Nora Sveaass wins Norwegian Amnesty’s award for 2009

The Amnesty prize for 2009 goes to psychologist Nora Sveaas, right, for her strong engagement towards refugees’ and asylum seekers’ rights, and for her several years’ long work to secure adequate health care for people fleeing torture and mistreatment. Through her efforts, Sveaass has contributed to bringing a well-hidden problem into the public domain.

The Amnesty prize  is awarded every year to "a candidate who, thorugh his or her work, has contributed to enlighten or generate broad debate about human rights issues, or has achieved results in the form of better protection and improved rights for individuals or a group of people".

The selection committee, which has consisted of Marie Simonsen from the daily newspaper Dagbladet, Bjørn Engesland from the Norwegian helsinki Committee and Gustav Haver and Thorbjørn Knutsen from the board of Norwegian Amnesty, write in their nomination:

Nora Sveaass has made it a life commitment to defend the rights of refugees and asylum seekers in Norway. She has helped make clear that violations do not end in a court process, but that the physical and pschological after-effects will continue to affect survivors of torture, and their families, for the rest of their lives.

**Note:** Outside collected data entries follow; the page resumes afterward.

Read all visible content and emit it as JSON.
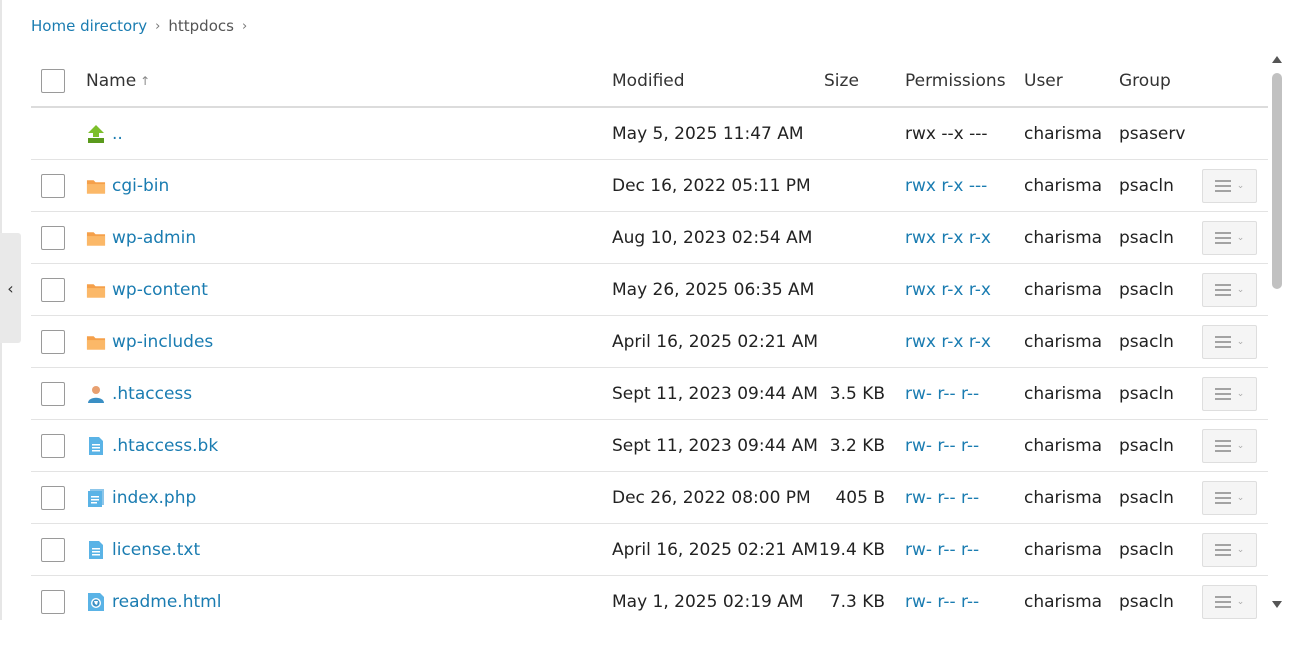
{
  "breadcrumb": {
    "home": "Home directory",
    "sep": "›",
    "current": "httpdocs"
  },
  "collapse_glyph": "‹",
  "columns": {
    "name": "Name",
    "sort": "↑",
    "modified": "Modified",
    "size": "Size",
    "permissions": "Permissions",
    "user": "User",
    "group": "Group"
  },
  "rows": [
    {
      "name": "..",
      "icon": "parent-dir-icon",
      "modified": "May 5, 2025 11:47 AM",
      "size": "",
      "permissions": "rwx --x ---",
      "user": "charisma",
      "group": "psaserv"
    },
    {
      "name": "cgi-bin",
      "icon": "folder-icon",
      "modified": "Dec 16, 2022 05:11 PM",
      "size": "",
      "permissions": "rwx r-x ---",
      "user": "charisma",
      "group": "psacln"
    },
    {
      "name": "wp-admin",
      "icon": "folder-icon",
      "modified": "Aug 10, 2023 02:54 AM",
      "size": "",
      "permissions": "rwx r-x r-x",
      "user": "charisma",
      "group": "psacln"
    },
    {
      "name": "wp-content",
      "icon": "folder-icon",
      "modified": "May 26, 2025 06:35 AM",
      "size": "",
      "permissions": "rwx r-x r-x",
      "user": "charisma",
      "group": "psacln"
    },
    {
      "name": "wp-includes",
      "icon": "folder-icon",
      "modified": "April 16, 2025 02:21 AM",
      "size": "",
      "permissions": "rwx r-x r-x",
      "user": "charisma",
      "group": "psacln"
    },
    {
      "name": ".htaccess",
      "icon": "user-file-icon",
      "modified": "Sept 11, 2023 09:44 AM",
      "size": "3.5 KB",
      "permissions": "rw- r-- r--",
      "user": "charisma",
      "group": "psacln"
    },
    {
      "name": ".htaccess.bk",
      "icon": "text-file-icon",
      "modified": "Sept 11, 2023 09:44 AM",
      "size": "3.2 KB",
      "permissions": "rw- r-- r--",
      "user": "charisma",
      "group": "psacln"
    },
    {
      "name": "index.php",
      "icon": "script-file-icon",
      "modified": "Dec 26, 2022 08:00 PM",
      "size": "405 B",
      "permissions": "rw- r-- r--",
      "user": "charisma",
      "group": "psacln"
    },
    {
      "name": "license.txt",
      "icon": "text-file-icon",
      "modified": "April 16, 2025 02:21 AM",
      "size": "19.4 KB",
      "permissions": "rw- r-- r--",
      "user": "charisma",
      "group": "psacln"
    },
    {
      "name": "readme.html",
      "icon": "html-file-icon",
      "modified": "May 1, 2025 02:19 AM",
      "size": "7.3 KB",
      "permissions": "rw- r-- r--",
      "user": "charisma",
      "group": "psacln"
    }
  ],
  "colors": {
    "link": "#1a7cb1",
    "folder": "#f5a04a",
    "file": "#5ab3e6",
    "parent_arrow": "#7cbf2a"
  }
}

Through documenting the need for longterm treatment and other follow-up measures, Sveaass has contributed to the establishment of an adequate treatment scheme in Norway for survivors of torture and mistreatment. Sveaass has also brought her knowledge and experience into her important work as a member of the United Nations’ Committee Against Torture, where she was recently re-elected for another four-years’ term.

As a founding member and leading activist of the organisation Health and Human Rights Info, Sveaass is also a frequent visitor, close affiliate and longstanding friend of th Human Rights House in Oslo. The night before the announcement of the award, she gave the keynote address to the 20th anniversary reception at the House.